Commentaire de Trib. trav. fr. Bruxelles, 31 mars 2017, R.G. 16/7.648/A

Mis en ligne le vendredi 30 juin 2017


Tribunal du travail francophone de Bruxelles, 31 mars 2017, R.G. 16/7.648/A

Terra Laboris

Dans un jugement du 31 mars 2017, le tribunal du travail francophone de Bruxelles retient, dans l’espèce qu’il examine, que dès lors qu’un demandeur occupe dans un immeuble un appartement distinct de celui d’autres membres de sa famille, avec toutes les commodités nécessaires pour assurer son autonomie, il ne vit pas sous le même toit qu’eux au sens de l’article 59 de l’arrêté ministériel du 26 novembre 1991.

Les faits

Un jeune homme de 24 ans fait, en octobre 2013, une demande de changement d’adresse vers la même adresse que celle qu’il occupe. Il déclare alors habiter seul. Il bénéficie des allocations d’insertion au taux d’isolé.

Une enquête de l’ONEm révèle que les parents et le frère habitent à la même adresse et que l’immeuble n’est pas repris comme immeuble à appartements.

L’intéressé expose alors qu’il habite seul dans un appartement séparé, qu’il y a fait des travaux, qu’il paie un loyer à ses parents, qu’il assume ses frais d’électricité, ainsi que de gaz. Il produit une copie de la taxe régionale, ainsi que de nombreux justificatifs relatifs aux éléments ci-dessus.

L’ONEm prend une décision d’exclusion des allocations au taux d’isolé et de récupération. Il s’agit d’une période de plus d’un an. Une sanction de quatre semaines est également prononcée.

Position du tribunal

Suite au recours de l’intéressé, le Tribunal du travail de Bruxelles examine la question. Après avoir vérifié l’ensemble des éléments de fait ci-dessus, il pose le problème en droit. Il s’agit d’appliquer l’article 110 de l’arrêté royal du 25 novembre 1991, qui définit les catégories de bénéficiaires d’allocations.

Le chef de famille peut viser certains types de cohabitation étant (i) avec des enfants dans la mesure où ceux-ci peuvent être bénéficiaires d’allocations familiales, où ils ne disposent pas de revenus professionnels ou de revenus de remplacement, ou encore à d’autres conditions (non reprises par le tribunal) de même que (ii) avec un ou plusieurs parents qui ne disposent ni de revenus professionnels ni de revenus de remplacement. Ces cas sont soulignés par le tribunal et permettent de passer à la définition du travailleur « isolé » qui est celui qui habite seul, à l’exception du travailleur ci-dessus (ainsi que d’autres hypothèses où la qualité de travailleur avec charge de famille peut être retenue conformément à l’arrêté royal).

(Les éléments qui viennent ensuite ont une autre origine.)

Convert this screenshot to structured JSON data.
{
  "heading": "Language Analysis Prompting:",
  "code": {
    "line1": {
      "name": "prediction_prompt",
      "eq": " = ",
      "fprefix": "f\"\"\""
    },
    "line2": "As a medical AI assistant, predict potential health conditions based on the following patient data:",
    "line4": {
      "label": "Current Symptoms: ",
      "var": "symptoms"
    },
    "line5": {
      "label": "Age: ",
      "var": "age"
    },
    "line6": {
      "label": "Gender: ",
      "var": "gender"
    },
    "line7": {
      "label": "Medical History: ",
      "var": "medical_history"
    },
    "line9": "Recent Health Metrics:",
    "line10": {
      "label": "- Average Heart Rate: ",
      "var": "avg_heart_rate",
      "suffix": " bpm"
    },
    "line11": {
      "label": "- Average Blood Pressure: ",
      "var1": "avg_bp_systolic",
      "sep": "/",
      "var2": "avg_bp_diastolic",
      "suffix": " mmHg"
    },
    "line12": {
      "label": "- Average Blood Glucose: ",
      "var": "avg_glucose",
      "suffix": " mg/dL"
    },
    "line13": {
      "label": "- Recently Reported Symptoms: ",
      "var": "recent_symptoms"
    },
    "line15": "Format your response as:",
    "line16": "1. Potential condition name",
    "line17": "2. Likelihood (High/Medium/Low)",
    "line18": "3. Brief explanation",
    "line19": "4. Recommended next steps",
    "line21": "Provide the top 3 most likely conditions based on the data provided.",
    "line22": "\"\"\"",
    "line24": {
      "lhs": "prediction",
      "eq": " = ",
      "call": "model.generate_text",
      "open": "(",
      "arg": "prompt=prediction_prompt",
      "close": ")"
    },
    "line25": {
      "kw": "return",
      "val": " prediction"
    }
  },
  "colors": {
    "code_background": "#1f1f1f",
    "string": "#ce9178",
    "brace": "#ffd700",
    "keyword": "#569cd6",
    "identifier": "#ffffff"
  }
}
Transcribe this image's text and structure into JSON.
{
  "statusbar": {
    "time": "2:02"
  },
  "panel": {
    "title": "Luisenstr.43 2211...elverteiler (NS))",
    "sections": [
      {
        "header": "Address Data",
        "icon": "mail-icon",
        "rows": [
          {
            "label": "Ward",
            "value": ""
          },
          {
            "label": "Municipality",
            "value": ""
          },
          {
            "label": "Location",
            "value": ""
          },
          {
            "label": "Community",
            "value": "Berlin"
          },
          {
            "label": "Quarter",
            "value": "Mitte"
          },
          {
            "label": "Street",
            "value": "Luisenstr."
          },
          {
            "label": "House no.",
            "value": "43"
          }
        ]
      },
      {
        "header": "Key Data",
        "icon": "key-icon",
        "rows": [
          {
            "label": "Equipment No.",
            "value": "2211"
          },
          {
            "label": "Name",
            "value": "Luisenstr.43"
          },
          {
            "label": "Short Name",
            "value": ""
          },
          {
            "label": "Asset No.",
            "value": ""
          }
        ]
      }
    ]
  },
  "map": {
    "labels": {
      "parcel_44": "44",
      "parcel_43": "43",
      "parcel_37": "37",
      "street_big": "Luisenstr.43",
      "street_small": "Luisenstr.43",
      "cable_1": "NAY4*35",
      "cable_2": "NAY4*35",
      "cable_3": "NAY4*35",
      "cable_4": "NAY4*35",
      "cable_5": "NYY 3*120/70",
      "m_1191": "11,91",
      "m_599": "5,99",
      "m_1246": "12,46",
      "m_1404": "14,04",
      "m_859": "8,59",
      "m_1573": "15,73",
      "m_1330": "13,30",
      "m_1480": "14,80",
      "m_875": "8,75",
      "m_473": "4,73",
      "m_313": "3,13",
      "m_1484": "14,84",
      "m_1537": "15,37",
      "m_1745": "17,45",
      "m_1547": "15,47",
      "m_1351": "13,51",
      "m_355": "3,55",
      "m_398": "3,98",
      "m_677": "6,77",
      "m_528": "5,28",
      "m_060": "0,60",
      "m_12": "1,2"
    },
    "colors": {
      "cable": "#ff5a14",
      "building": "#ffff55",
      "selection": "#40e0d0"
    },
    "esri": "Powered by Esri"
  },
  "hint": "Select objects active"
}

Quant au cohabitant, ce n’est aucun des deux précédents.

La cohabitation est définie à l’article 59, alinéa 1er de l’arrêté ministériel du 26 novembre 1991, comme le fait, pour deux ou plusieurs personnes, de vivre ensemble sous le même toit et de régler principalement en commun les questions ménagères. Il y a deux conditions cumulatives et le tribunal reprend la doctrine sur la question. C’est le chômeur qui considère avoir la qualité de travailleur avec charge de famille ou de travailleur isolé qui doit prouver cette qualité. La jurisprudence de la Cour de cassation est ancienne et constante.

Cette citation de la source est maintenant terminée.